The aim of the seminar series is to connect researchers working to alleviate challenges around language resources and technologies for minority, historical, indigenous and lesser-resourced languages across the globe. The seminar series will provide us with a platform to discuss various types of problems and share our views to solve problems that researchers face during their research.
Abstract:
The fields of Corpus Linguistics and Natural Language Processing (NLP) have advanced an array of methods for studying different aspects of human languages using (large or small) collections of texts or corpora. One of the major contributions for syntactic studies has been the development of a wide range of treebanks, which has facilitated research on syntactic patterns (synchronic and diachronic), but mainly of the major Indo-European languages. Treebanks have enabled the investigation of predictions made by syntactic analyses, the search for rare constructions, and the extraction of enough data to support sophisticated statistical analyses. We now have access to large quantities of data and those data can now be extracted with ease and precision.

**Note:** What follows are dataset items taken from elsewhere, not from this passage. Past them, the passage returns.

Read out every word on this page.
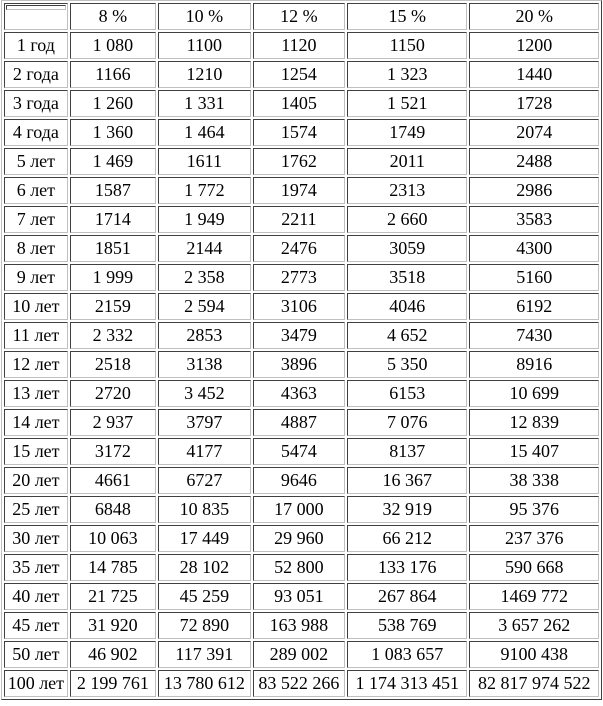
	8 %	10 %	12 %	15 %	20 %
1 год	1 080	1100	1120	1150	1200
2 года	1166	1210	1254	1 323	1440
3 года	1 260	1 331	1405	1 521	1728
4 года	1 360	1 464	1574	1749	2074
5 лет	1 469	1611	1762	2011	2488
6 лет	1587	1 772	1974	2313	2986
7 лет	1714	1 949	2211	2 660	3583
8 лет	1851	2144	2476	3059	4300
9 лет	1 999	2 358	2773	3518	5160
10 лет	2159	2 594	3106	4046	6192
11 лет	2 332	2853	3479	4 652	7430
12 лет	2518	3138	3896	5 350	8916
13 лет	2720	3 452	4363	6153	10 699
14 лет	2 937	3797	4887	7 076	12 839
15 лет	3172	4177	5474	8137	15 407
20 лет	4661	6727	9646	16 367	38 338
25 лет	6848	10 835	17 000	32 919	95 376
30 лет	10 063	17 449	29 960	66 212	237 376
35 лет	14 785	28 102	52 800	133 176	590 668
40 лет	21 725	45 259	93 051	267 864	1469 772
45 лет	31 920	72 890	163 988	538 769	3 657 262
50 лет	46 902	117 391	289 002	1 083 657	9100 438
100 лет	2 199 761	13 780 612	83 522 266	1 174 313 451	82 817 974 522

This talk discusses the main methodological and theoretical challenges that emerge when working with a historical language such as Sanskrit, either from a synchronic or diachronic perspective. In particular, the availability of Sanskrit digital texts, the challenges of building a corpus and tagging it. I present concrete examples from the project “Uncovering Sanskrit Syntax” (University of Oxford). This project is funded by a three-year Research Project Grant from the Leverhulme Trust (2019-2021), and it is led by John Lowe. The project goes beyond the standard two-way distinction between Vedic and Classical Sanskrit: by studying a wide variety of texts from different regions, genres and periods. This is the first large-scale project to analyse interclausal syntax in Sanskrit (anaphora, control and unbounded dependencies).
About the Speaker:
Dr Molina-Muñoz is a researcher on the project Uncovering Sanskrit Syntax. She did her PhD in Linguistics at the University of Illinois at Urbana-Champaign. Her research focuses on how syntactic phenomena are affected by other components of the language faculty, such as morphology and semantics/pragmatics. She has investigated synchronically and diachronically different interface phenomena such as word order, compounding, relativization, ergativity, and aspect; focusing largely on Sanskrit and Hindi, but she has also worked on Bribri (Chibchan family, Costa Rica).
Host:
The seminar series is led by the Cardamom project team. The Cardamom project aims to close the resource gap for minority and under-resourced languages by means of deep-learning-based natural language processing (NLP) and exploiting similarities of closely-related languages. The project further extends this idea to historical languages, which can be considered as closely related to their modern form, and as such aims to provide NLP through both space and time for languages that have been ignored by current approaches.